Microsoft’s Azure Active Directory (Azure AD), the company’s go-to cloud-based identity and access management service (IAM), carries a severe flaw that enabled threat actors to install backdoors.
This is according to extensive research from the Secureworks Counter Threat Unit (CTU), which says the issue could also let hackers modify access rights to bypass multi-factor authentication and block admin access without proper logging, and gather information on policy configurations to enable future attacks.
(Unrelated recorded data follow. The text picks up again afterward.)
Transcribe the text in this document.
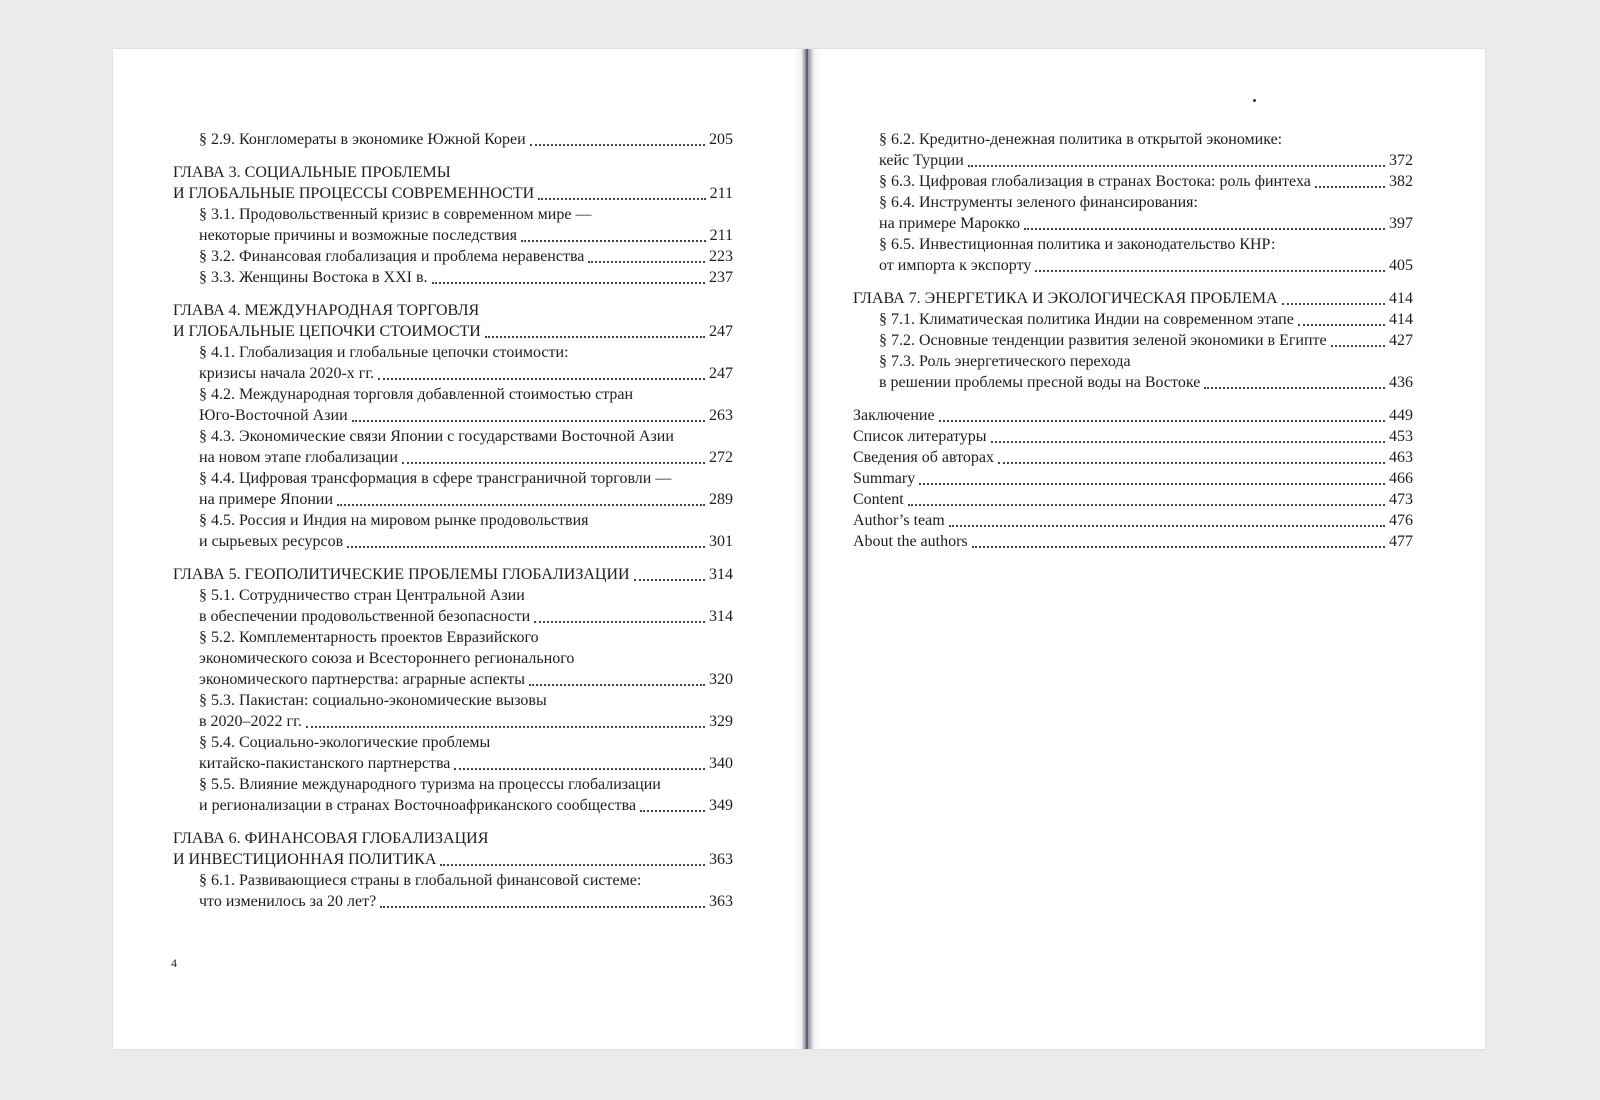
§ 2.9. Конгломераты в экономике Южной Кореи	205
ГЛАВА 3. СОЦИАЛЬНЫЕ ПРОБЛЕМЫ
И ГЛОБАЛЬНЫЕ ПРОЦЕССЫ СОВРЕМЕННОСТИ	211
§ 3.1. Продовольственный кризис в современном мире —
некоторые причины и возможные последствия	211
§ 3.2. Финансовая глобализация и проблема неравенства	223
§ 3.3. Женщины Востока в XXI в.	237
ГЛАВА 4. МЕЖДУНАРОДНАЯ ТОРГОВЛЯ
И ГЛОБАЛЬНЫЕ ЦЕПОЧКИ СТОИМОСТИ	247
§ 4.1. Глобализация и глобальные цепочки стоимости:
кризисы начала 2020-х гг.	247
§ 4.2. Международная торговля добавленной стоимостью стран
Юго-Восточной Азии	263
§ 4.3. Экономические связи Японии с государствами Восточной Азии
на новом этапе глобализации	272
§ 4.4. Цифровая трансформация в сфере трансграничной торговли —
на примере Японии	289
§ 4.5. Россия и Индия на мировом рынке продовольствия
и сырьевых ресурсов	301
ГЛАВА 5. ГЕОПОЛИТИЧЕСКИЕ ПРОБЛЕМЫ ГЛОБАЛИЗАЦИИ	314
§ 5.1. Сотрудничество стран Центральной Азии
в обеспечении продовольственной безопасности	314
§ 5.2. Комплементарность проектов Евразийского
экономического союза и Всестороннего регионального
экономического партнерства: аграрные аспекты	320
§ 5.3. Пакистан: социально-экономические вызовы
в 2020–2022 гг.	329
§ 5.4. Социально-экологические проблемы
китайско-пакистанского партнерства	340
§ 5.5. Влияние международного туризма на процессы глобализации
и регионализации в странах Восточноафриканского сообщества	349
ГЛАВА 6. ФИНАНСОВАЯ ГЛОБАЛИЗАЦИЯ
И ИНВЕСТИЦИОННАЯ ПОЛИТИКА	363
§ 6.1. Развивающиеся страны в глобальной финансовой системе:
что изменилось за 20 лет?	363
4
§ 6.2. Кредитно-денежная политика в открытой экономике:
кейс Турции	372
§ 6.3. Цифровая глобализация в странах Востока: роль финтеха	382
§ 6.4. Инструменты зеленого финансирования:
на примере Марокко	397
§ 6.5. Инвестиционная политика и законодательство КНР:
от импорта к экспорту	405
ГЛАВА 7. ЭНЕРГЕТИКА И ЭКОЛОГИЧЕСКАЯ ПРОБЛЕМА	414
§ 7.1. Климатическая политика Индии на современном этапе	414
§ 7.2. Основные тенденции развития зеленой экономики в Египте	427
§ 7.3. Роль энергетического перехода
в решении проблемы пресной воды на Востоке	436
Заключение	449
Список литературы	453
Сведения об авторах	463
Summary	466
Content	473
Author’s team	476
About the authors	477
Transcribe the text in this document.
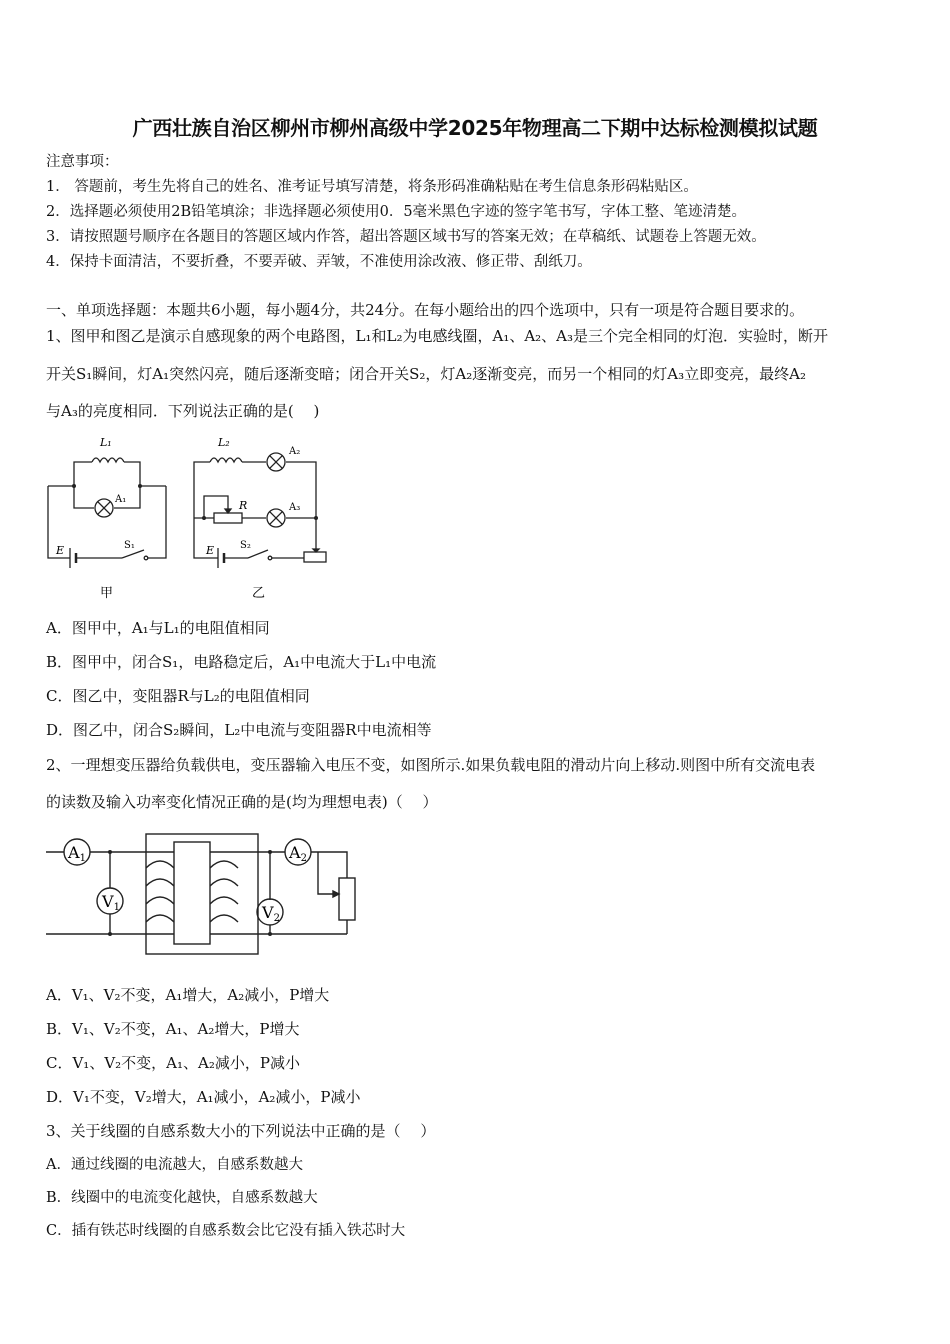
广西壮族自治区柳州市柳州高级中学2025年物理高二下期中达标检测模拟试题
注意事项：
1． 答题前，考生先将自己的姓名、准考证号填写清楚，将条形码准确粘贴在考生信息条形码粘贴区。
2．选择题必须使用2B铅笔填涂；非选择题必须使用0．5毫米黑色字迹的签字笔书写，字体工整、笔迹清楚。
3．请按照题号顺序在各题目的答题区域内作答，超出答题区域书写的答案无效；在草稿纸、试题卷上答题无效。
4．保持卡面清洁，不要折叠，不要弄破、弄皱，不准使用涂改液、修正带、刮纸刀。
一、单项选择题：本题共6小题，每小题4分，共24分。在每小题给出的四个选项中，只有一项是符合题目要求的。
1、图甲和图乙是演示自感现象的两个电路图，L₁和L₂为电感线圈，A₁、A₂、A₃是三个完全相同的灯泡．实验时，断开
开关S₁瞬间，灯A₁突然闪亮，随后逐渐变暗；闭合开关S₂，灯A₂逐渐变亮，而另一个相同的灯A₃立即变亮，最终A₂
与A₃的亮度相同．下列说法正确的是(　 )
L₁
A₁
E	S₁
甲
L₂
A₂
R	A₃
E	S₂
乙
A．图甲中，A₁与L₁的电阻值相同
B．图甲中，闭合S₁，电路稳定后，A₁中电流大于L₁中电流
C．图乙中，变阻器R与L₂的电阻值相同
D．图乙中，闭合S₂瞬间，L₂中电流与变阻器R中电流相等
2、一理想变压器给负载供电，变压器输入电压不变，如图所示.如果负载电阻的滑动片向上移动.则图中所有交流电表
的读数及输入功率变化情况正确的是(均为理想电表)（　 ）
A1
V1
A2
V2
A．V₁、V₂不变，A₁增大，A₂减小，P增大
B．V₁、V₂不变，A₁、A₂增大，P增大
C．V₁、V₂不变，A₁、A₂减小，P减小
D．V₁不变，V₂增大，A₁减小，A₂减小，P减小
3、关于线圈的自感系数大小的下列说法中正确的是（　 ）
A．通过线圈的电流越大，自感系数越大
B．线圈中的电流变化越快，自感系数越大
C．插有铁芯时线圈的自感系数会比它没有插入铁芯时大
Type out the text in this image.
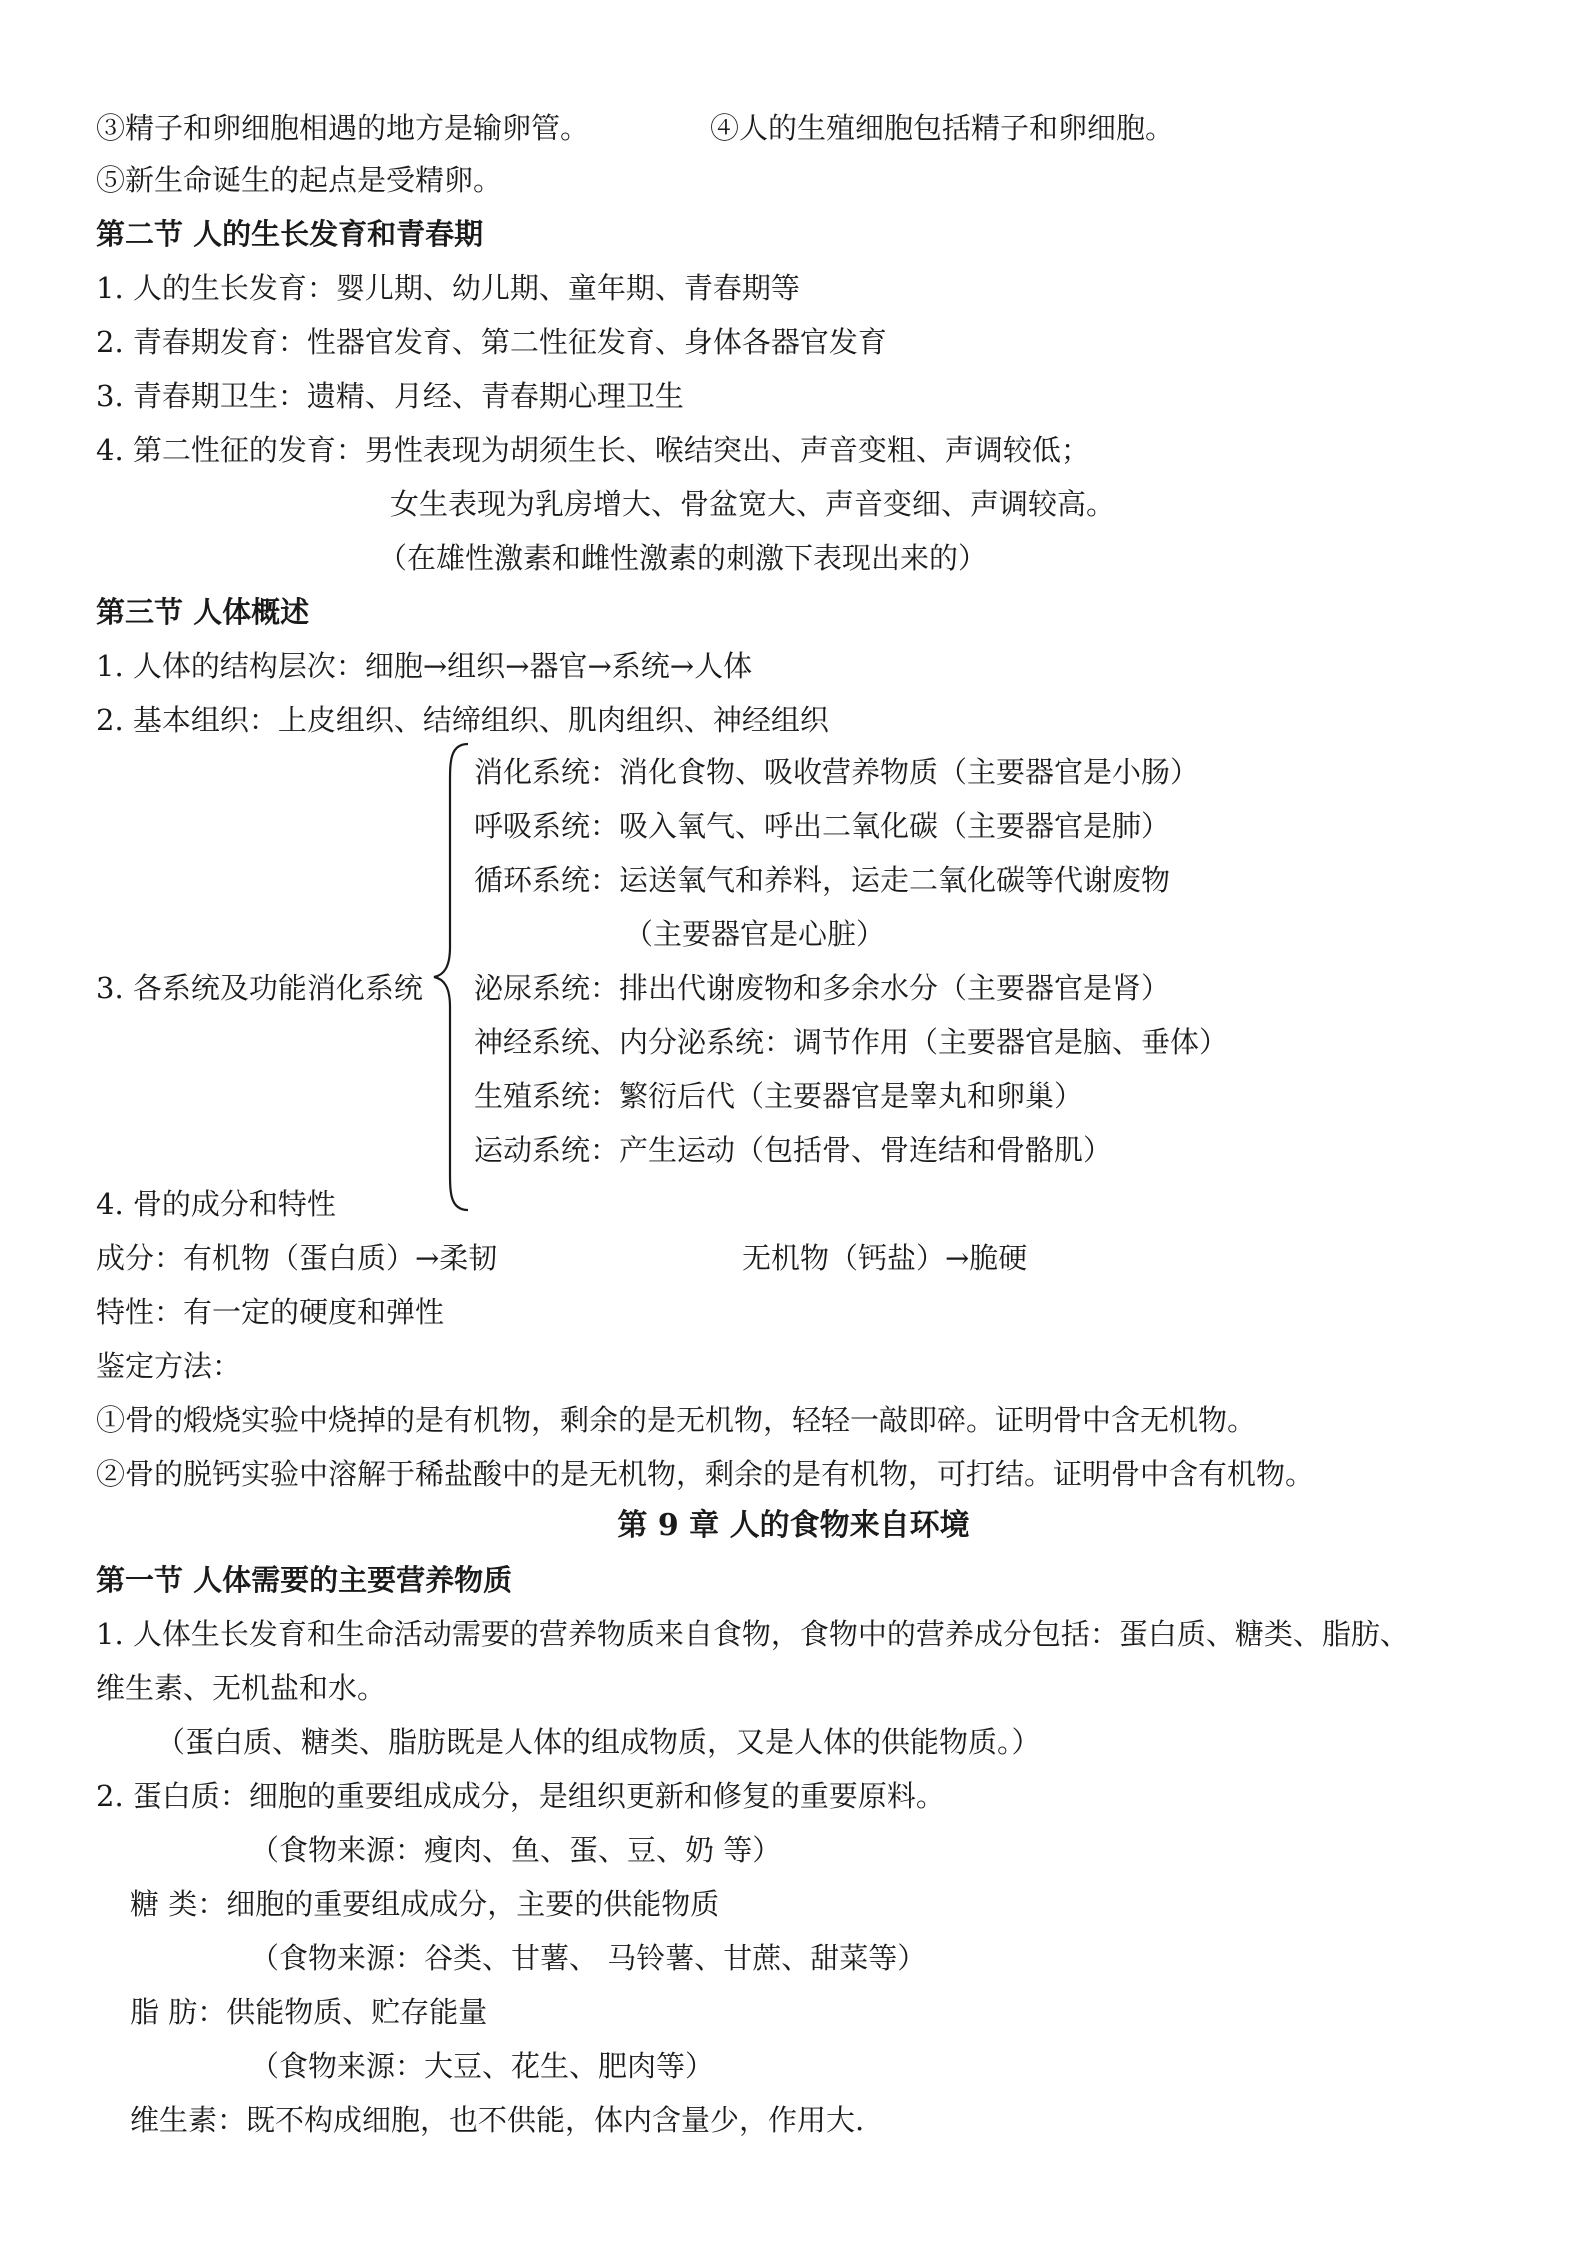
③精子和卵细胞相遇的地方是输卵管。	④人的生殖细胞包括精子和卵细胞。
⑤新生命诞生的起点是受精卵。
第二节 人的生长发育和青春期
1. 人的生长发育：婴儿期、幼儿期、童年期、青春期等
2. 青春期发育：性器官发育、第二性征发育、身体各器官发育
3. 青春期卫生：遗精、月经、青春期心理卫生
4. 第二性征的发育：男性表现为胡须生长、喉结突出、声音变粗、声调较低；
女生表现为乳房增大、骨盆宽大、声音变细、声调较高。
（在雄性激素和雌性激素的刺激下表现出来的）
第三节 人体概述
1. 人体的结构层次：细胞→组织→器官→系统→人体
2. 基本组织：上皮组织、结缔组织、肌肉组织、神经组织
消化系统：消化食物、吸收营养物质（主要器官是小肠）
呼吸系统：吸入氧气、呼出二氧化碳（主要器官是肺）
循环系统：运送氧气和养料，运走二氧化碳等代谢废物
（主要器官是心脏）
3. 各系统及功能消化系统 泌尿系统：排出代谢废物和多余水分（主要器官是肾）
神经系统、内分泌系统：调节作用（主要器官是脑、垂体）
生殖系统：繁衍后代（主要器官是睾丸和卵巢）
运动系统：产生运动（包括骨、骨连结和骨骼肌）
4. 骨的成分和特性
成分：有机物（蛋白质）→柔韧	无机物（钙盐）→脆硬
特性：有一定的硬度和弹性
鉴定方法：
①骨的煅烧实验中烧掉的是有机物，剩余的是无机物，轻轻一敲即碎。证明骨中含无机物。
②骨的脱钙实验中溶解于稀盐酸中的是无机物，剩余的是有机物，可打结。证明骨中含有机物。
第 9 章 人的食物来自环境
第一节 人体需要的主要营养物质
1. 人体生长发育和生命活动需要的营养物质来自食物，食物中的营养成分包括：蛋白质、糖类、脂肪、
维生素、无机盐和水。
（蛋白质、糖类、脂肪既是人体的组成物质，又是人体的供能物质。）
2. 蛋白质：细胞的重要组成成分，是组织更新和修复的重要原料。
（食物来源：瘦肉、鱼、蛋、豆、奶 等）
糖 类：细胞的重要组成成分，主要的供能物质
（食物来源：谷类、甘薯、 马铃薯、甘蔗、甜菜等）
脂 肪：供能物质、贮存能量
（食物来源：大豆、花生、肥肉等）
维生素：既不构成细胞，也不供能，体内含量少，作用大.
Azure AD supports multiple authentication methods, while the premium version also supports Conditional Access Policies (CAPs) that grant, or block access, based on different criteria, such as device compliance or user location. The IAM service is the one storing these settings, allowing CAPs to be modified either via the portal, PowerShell, or API calls.
One API
The researchers set out to see which APIs allow CAP settings editing, and found three.
One of the three, called AADGraph, was the only one allowing users to modify all CAP settings, including the metadata. This, the researchers say, allows admins to tamper with things such as creation and modification timestamps, and given that modifications made using AADGraph weren’t being properly logged, the integrity and non-repudiation of Azure AD policies were thus at risk.
The researchers shared their findings with Microsoft in late May 2022, which confirmed the findings a month later but stated that this was not a bug, but a feature. However, a year later, Microsoft notified CTU researchers that it plans on making changes that will improve audit logs and restrict CAP updates via AADGraph.
Secureworks also stresses that Microsoft’s been trying to deprecate the AADGraph API “for years”. At the moment, the retirement is scheduled for June 30, 2023. Microsoft has removed public AADGraph API documentation.